Carroll opens the album with a swinging version of “Between the Devil and the Deep Blue Sea,” featuring the esteemed tenor saxophonist Houston Person. Carroll co-wrote “Child of the Times” with pianist Jane Getz. The song blends jazz with a folk sensibility. Carroll reconnects with her heritage on the traditional, Afro-American spiritual, “Wade in the Water.” She dedicates the song to her son and daughter, and to her late, beloved sister. She begins the song reciting a poem she wrote in which she says, “Rhythmic ebb and flow reveal again / Who I am and have always been.” Carroll’s silken voice shines on “How Deep is the Ocean,” which she sings as a duet with Davis on bass.

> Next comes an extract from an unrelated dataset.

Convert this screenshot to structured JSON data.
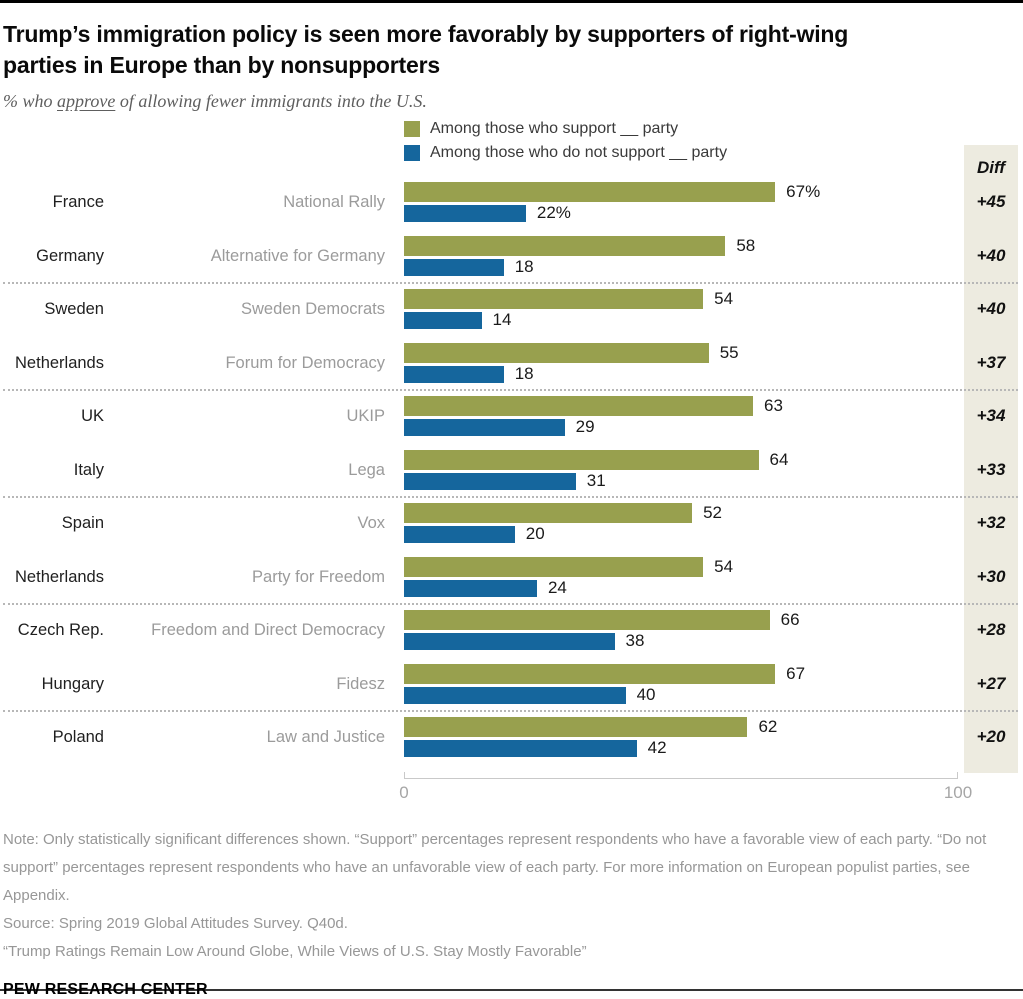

“Learning How to Fly” is a Latin-inflected song written by vocalist Patty Cathcart Andress of Tuck and Patty fame. Carroll played the song, which is about letting go of your fears, for a dying friend who found great comfort in its message. Carroll loves the Afro-Cuban sensibility and arranged “Afro Blue” with background vocals and chants by Hernandez and Oquendo. “Alfonsina Y El Mar” was composed by Argentine pianist Ariel Ramírez and written by Argentine writer Félix Luna. It was first released as part of Mercedes Sosa’s 1969 album Mujeres Argentinas. The song is a tribute to Argentine poet Alfonsina Storni, who committed suicide in 1938 by jumping into the sea rather than dying slowly from the breast cancer that ravaged her body. Carroll has always been a big fan of the Beatles, learning to play their music on guitar when she was very young. She performs a moody version of their song “Norwegian Wood.”

Carroll sings a bluesy version of “Willow Weep for Me,” featuring Houston Person. She closes the album with “The Water is Wide,” a traditional Scottish folk song which Carroll transforms into an soulful, even 8ths tune jazz tune featuring Galison’s soulful harmonica.

For Synia Carroll, the heart of a song is the story it tells. She approaches lyrics like an actor creating a fully realized persona. Her voice is satiny, and with top musicians like Di Martino and Person, WATER IS MY SONG is an eminently satisfying album for fans of superb vocal jazz.

WATER IS MY SONG will be released on May 17, 2024 on Clarion Jazz, available at Bandcamp and on all streaming platforms.